Attached is the pod logs from two different load test runs, the pods were restarted with new resource limits between runs.
kuadrant-operator-controller-manager-8464cd4785-82lfs-manager.log kuadrant-operator-controller-manager-db6784dfc-ghv9d-manager.log
With the current implementation of the DNSRecord status update I'd say this is expected.
In order to facilitate multiple records and therefore multiple clusters sharing a hostname, a mechanism by which the consistency of the records in the provider was enforced was added to the DNS record reconcile. This in short comes down to periodically reconciling the DNSRecord every x amount of time (15 minutes i believe), and during the initial creation doing this more frequently, and slowly backing off until we reach the max polling interval (15 mins). It would be expected during this time, especially if multiple records are adding values to the same record set, that multiple writes are happening to the DNSRecord status.
Following is an example of the diff of the same record that has been created for a few hours:
31c31
< "resourceVersion": "90148",
---
> "resourceVersion": "121484",
219c219
< "queuedAt": "2025-01-13T22:34:58Z",
---
> "queuedAt": "2025-01-14T08:41:03Z",
Diff of a record that has only been created for a shorter while (Notice the validFor is changing):
31c31
< "resourceVersion": "35504",
---
> "resourceVersion": "39965",
219c219
< "queuedAt": "2025-01-13T17:12:40Z",
---
> "queuedAt": "2025-01-13T17:23:20Z",
338c338
< "validFor": "10m40s",
---
> "validFor": "15m0s",
There is an issue with the endpoint list not being ordered and can be updated sometimes unnecessarily, but because we are updating these other values in the status on every reconcile, it's going to cause an update regardless.

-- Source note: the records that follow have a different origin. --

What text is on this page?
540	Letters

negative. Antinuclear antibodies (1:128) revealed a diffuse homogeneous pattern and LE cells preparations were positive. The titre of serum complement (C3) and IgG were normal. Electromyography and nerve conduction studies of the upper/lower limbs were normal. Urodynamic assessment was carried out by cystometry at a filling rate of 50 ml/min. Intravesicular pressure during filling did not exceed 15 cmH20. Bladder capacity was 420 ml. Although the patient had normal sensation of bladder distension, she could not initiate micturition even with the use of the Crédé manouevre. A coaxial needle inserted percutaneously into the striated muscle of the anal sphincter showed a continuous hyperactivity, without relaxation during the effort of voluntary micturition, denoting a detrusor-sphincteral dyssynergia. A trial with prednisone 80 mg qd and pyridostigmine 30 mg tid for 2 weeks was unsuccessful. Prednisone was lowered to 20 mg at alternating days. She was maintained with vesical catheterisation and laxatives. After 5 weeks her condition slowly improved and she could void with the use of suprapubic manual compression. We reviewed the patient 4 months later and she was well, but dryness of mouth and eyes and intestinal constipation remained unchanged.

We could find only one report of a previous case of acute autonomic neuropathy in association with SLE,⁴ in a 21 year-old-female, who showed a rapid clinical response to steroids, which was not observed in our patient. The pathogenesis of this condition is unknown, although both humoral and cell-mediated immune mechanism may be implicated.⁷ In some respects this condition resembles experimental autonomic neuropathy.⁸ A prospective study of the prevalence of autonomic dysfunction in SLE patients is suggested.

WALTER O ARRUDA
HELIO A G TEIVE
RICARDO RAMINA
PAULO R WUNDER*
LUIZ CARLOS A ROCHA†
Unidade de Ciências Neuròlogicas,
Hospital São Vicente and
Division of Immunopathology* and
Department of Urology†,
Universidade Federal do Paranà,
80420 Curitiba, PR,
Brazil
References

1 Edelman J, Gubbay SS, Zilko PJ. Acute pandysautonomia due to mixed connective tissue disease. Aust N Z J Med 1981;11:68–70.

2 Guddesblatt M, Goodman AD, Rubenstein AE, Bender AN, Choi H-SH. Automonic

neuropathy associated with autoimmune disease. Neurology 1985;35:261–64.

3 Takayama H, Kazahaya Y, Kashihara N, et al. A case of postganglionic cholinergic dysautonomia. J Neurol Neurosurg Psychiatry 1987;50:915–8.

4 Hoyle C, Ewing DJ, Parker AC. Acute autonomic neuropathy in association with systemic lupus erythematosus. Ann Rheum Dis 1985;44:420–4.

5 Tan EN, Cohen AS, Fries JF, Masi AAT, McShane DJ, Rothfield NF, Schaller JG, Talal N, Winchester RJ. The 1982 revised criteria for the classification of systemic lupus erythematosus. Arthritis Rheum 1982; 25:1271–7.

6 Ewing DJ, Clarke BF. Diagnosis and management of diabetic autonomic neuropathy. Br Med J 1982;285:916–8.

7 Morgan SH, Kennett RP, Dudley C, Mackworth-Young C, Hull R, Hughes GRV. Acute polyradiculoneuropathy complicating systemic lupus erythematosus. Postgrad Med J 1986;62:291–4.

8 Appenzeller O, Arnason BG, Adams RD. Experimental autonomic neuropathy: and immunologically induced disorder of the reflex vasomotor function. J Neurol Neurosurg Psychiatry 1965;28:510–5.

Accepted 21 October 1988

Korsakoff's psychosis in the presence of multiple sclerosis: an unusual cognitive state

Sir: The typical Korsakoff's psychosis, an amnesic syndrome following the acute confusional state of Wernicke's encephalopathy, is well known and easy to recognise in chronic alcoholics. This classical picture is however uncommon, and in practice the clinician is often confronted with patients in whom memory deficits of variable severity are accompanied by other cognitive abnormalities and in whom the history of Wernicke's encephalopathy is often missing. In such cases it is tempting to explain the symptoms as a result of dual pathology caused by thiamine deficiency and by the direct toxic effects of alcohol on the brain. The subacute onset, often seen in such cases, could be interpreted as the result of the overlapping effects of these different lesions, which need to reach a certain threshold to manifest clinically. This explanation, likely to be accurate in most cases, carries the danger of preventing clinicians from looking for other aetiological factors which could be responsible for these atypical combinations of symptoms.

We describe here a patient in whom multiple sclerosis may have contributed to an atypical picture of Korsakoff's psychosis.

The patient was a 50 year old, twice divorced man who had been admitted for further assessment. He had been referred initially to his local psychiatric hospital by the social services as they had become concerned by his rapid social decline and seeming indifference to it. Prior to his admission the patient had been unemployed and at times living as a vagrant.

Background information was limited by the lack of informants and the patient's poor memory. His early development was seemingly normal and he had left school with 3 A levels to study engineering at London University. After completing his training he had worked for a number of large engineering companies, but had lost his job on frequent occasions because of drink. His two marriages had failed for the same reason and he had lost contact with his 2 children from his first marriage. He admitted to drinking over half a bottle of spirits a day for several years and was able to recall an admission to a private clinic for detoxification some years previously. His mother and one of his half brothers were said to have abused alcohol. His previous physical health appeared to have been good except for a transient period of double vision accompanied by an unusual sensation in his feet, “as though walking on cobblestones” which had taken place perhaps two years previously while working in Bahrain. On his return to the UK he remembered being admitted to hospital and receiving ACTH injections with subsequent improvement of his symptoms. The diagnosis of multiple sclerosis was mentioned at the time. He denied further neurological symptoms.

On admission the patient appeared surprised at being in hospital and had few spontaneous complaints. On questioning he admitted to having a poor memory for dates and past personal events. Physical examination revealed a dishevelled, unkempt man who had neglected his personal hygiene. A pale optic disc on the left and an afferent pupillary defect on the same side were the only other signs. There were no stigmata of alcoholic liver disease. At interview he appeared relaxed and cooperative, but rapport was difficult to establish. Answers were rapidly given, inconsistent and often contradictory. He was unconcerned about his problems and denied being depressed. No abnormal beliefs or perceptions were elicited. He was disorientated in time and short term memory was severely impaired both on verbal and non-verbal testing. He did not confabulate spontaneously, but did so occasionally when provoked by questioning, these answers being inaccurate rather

Might be possible to patch those fields instead of update, not totally sure if that makes any difference, i would have thought it still needed to update the resourceVersion field in order to avoid conflicts.
The resourceVersion field forever increasing in value is a bit concerning.
You might find more info on it in here , although its probably way of date now tbh.
@Boomatang is this ticket still relevant?